Lots of languages/tools use syntactic sugar (shortcuts/aliases) and are far more consistent in their approach. There is no problem with adding a flag in order to combine two commands if this approach is applied consistently (and with git it is not as per examples cited).

Being passionate about technology is great - but in my experience the best engineers and developers I have worked with also have:

i. The ability to evaluate tools and technology (pros and cons) rationally with as little personal bias as possible.
ii. Empathy, understanding and the ability to listen for others.

Please note I am not picking on you personally or trying to patronise - it is not simple and I am still working on these skill as well.

I do feel this thread would progress much better if you didn't make baseless accusations (examples below):

"I can safely say your first line is copy pasted."
"you haven't grasped git yet."

Mike Lloyd • Mar 12 '18

Thanks for your comment. The point I made was exactly what you explained, they perform two different actions with different results, but the ambiguity of the commands doesn't help new users nor is it explained well.

If you can't see this you haven't grasped git yet.

I don't think there's a need to be rude. If you can't see this then you haven't grasped it yet. ;)

Yawar Amin • Jul 6 '19

Re: (2), this seems to be a different problem than what git is trying to solve. What you're describing sounds like a distributed, peer-to-peer git protocol server. That is a problem vastly different in size and scope than a 'dumb content tracker' that git set out to be.
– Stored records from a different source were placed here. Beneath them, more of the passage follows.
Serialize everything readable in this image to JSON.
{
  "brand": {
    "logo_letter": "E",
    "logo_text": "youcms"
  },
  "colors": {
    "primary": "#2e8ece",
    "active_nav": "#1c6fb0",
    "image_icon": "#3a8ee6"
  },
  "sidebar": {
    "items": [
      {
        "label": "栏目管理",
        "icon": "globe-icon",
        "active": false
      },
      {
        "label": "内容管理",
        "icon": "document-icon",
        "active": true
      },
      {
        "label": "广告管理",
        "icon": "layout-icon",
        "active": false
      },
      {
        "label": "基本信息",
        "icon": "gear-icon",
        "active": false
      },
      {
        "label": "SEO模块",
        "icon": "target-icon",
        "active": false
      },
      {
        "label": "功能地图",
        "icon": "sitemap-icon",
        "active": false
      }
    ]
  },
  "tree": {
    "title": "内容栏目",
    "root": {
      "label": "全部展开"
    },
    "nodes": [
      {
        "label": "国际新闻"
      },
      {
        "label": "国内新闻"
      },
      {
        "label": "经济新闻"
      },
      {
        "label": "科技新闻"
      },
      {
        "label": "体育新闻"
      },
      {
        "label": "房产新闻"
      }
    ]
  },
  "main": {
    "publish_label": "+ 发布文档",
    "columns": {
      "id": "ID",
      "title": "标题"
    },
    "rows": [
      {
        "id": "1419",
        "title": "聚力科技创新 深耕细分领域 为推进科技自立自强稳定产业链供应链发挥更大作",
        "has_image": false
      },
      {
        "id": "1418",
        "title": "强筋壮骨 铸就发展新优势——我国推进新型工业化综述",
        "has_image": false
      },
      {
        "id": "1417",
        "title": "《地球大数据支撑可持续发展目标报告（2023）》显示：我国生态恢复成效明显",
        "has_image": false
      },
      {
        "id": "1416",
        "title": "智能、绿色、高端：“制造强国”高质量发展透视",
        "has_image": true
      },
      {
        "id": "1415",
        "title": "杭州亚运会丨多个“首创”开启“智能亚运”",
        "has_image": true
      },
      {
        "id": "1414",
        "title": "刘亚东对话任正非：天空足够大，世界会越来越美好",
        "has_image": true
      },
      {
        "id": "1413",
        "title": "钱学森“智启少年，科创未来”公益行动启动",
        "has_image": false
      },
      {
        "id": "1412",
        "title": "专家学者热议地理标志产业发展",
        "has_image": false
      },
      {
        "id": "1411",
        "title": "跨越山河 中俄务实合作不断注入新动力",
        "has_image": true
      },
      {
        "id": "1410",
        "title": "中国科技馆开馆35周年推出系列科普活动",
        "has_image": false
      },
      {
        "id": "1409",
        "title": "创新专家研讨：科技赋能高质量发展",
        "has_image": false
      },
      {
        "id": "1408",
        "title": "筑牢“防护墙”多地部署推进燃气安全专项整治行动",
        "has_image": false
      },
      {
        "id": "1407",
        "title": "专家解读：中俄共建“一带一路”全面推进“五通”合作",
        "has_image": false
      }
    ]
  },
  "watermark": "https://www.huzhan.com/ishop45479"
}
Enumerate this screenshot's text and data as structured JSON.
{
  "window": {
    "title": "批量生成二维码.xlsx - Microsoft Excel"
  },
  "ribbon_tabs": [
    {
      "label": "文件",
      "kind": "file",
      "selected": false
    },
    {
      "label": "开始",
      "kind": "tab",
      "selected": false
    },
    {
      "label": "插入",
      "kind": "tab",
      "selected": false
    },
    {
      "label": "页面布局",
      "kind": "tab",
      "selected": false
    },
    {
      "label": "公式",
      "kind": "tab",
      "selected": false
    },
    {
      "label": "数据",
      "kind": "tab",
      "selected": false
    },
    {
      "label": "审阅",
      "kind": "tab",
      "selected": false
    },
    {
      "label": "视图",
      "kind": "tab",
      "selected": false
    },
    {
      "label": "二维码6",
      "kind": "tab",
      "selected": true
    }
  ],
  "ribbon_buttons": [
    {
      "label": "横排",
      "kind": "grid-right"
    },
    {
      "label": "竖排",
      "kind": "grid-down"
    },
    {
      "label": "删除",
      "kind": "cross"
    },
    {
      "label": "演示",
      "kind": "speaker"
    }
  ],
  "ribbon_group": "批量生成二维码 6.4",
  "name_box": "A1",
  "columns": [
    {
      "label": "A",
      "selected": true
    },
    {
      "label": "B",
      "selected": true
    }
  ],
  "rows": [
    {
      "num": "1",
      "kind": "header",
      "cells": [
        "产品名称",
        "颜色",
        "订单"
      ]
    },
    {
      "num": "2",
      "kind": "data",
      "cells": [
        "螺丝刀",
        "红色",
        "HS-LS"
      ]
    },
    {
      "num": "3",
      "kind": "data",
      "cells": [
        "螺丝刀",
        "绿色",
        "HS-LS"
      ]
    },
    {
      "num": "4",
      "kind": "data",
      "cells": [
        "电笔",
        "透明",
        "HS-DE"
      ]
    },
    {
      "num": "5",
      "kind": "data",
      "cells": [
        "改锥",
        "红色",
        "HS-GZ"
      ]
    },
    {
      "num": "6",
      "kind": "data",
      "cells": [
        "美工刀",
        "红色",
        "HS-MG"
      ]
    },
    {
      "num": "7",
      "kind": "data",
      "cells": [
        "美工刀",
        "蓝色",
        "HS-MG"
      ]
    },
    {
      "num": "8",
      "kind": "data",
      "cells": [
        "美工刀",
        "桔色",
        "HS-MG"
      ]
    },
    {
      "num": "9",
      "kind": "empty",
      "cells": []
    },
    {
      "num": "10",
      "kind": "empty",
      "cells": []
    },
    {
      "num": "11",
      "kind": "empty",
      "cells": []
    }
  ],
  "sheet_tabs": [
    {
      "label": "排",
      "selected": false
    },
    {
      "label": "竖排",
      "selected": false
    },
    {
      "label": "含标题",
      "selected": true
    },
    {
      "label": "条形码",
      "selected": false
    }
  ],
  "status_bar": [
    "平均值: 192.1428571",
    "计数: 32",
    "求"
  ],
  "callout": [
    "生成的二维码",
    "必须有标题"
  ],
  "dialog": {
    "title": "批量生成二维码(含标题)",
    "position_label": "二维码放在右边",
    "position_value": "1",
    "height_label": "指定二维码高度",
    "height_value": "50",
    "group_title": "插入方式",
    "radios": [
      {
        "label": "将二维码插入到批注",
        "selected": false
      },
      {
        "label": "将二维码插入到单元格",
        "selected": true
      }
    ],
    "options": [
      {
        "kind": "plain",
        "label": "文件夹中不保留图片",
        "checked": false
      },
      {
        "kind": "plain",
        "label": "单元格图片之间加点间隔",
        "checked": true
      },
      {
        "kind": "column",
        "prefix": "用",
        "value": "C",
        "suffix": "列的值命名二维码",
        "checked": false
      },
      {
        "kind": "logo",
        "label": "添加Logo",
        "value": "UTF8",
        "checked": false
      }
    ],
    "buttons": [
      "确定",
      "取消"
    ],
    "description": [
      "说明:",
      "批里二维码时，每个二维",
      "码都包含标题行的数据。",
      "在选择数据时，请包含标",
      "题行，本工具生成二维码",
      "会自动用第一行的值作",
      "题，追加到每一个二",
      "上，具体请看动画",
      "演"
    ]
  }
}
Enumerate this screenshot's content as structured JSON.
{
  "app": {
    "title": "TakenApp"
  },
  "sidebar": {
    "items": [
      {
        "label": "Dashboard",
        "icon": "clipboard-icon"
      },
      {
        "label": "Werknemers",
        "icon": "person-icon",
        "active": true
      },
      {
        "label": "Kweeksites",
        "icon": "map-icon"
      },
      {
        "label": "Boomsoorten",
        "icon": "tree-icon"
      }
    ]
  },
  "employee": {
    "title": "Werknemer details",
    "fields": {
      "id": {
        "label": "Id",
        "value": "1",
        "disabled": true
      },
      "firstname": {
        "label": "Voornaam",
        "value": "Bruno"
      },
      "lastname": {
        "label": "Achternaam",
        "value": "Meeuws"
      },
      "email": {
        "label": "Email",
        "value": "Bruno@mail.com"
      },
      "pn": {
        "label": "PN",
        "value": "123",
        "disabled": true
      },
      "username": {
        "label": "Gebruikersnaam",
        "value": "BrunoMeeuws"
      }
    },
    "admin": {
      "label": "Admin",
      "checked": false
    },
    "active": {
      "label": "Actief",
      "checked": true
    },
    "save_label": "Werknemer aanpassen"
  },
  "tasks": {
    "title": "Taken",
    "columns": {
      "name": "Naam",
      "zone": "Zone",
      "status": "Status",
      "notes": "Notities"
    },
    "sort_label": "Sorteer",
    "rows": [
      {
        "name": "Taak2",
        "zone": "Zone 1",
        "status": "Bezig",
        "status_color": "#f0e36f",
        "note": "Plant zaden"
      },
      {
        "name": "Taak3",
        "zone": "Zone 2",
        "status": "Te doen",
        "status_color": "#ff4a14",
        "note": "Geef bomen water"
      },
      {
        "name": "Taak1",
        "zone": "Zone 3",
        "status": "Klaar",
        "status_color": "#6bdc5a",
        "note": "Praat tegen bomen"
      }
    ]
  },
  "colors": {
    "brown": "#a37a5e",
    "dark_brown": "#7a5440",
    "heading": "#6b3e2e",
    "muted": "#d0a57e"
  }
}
It's a problem that really the GitHubs and the GitLabs of the world should be solving, imho.

Re: (3), people can't even standardize on tabs or spaces in this industry, I think you're asking for too much here 😉

Re: (4), Windows codebase checkouts are one thing, but in most real-world projects, checkouts probably are not going to involve traversing gigabytes of files. Even leaving aside that subsequent checkouts will be faster because git just needs to diff files in place, even the initial checkout should not be a big deal for most projects. Unless you work on Windows, of course.

Re: being considered the end-all tool, you're absolutely right about that, git should not be considered the end-all tool, because it never set out to be that.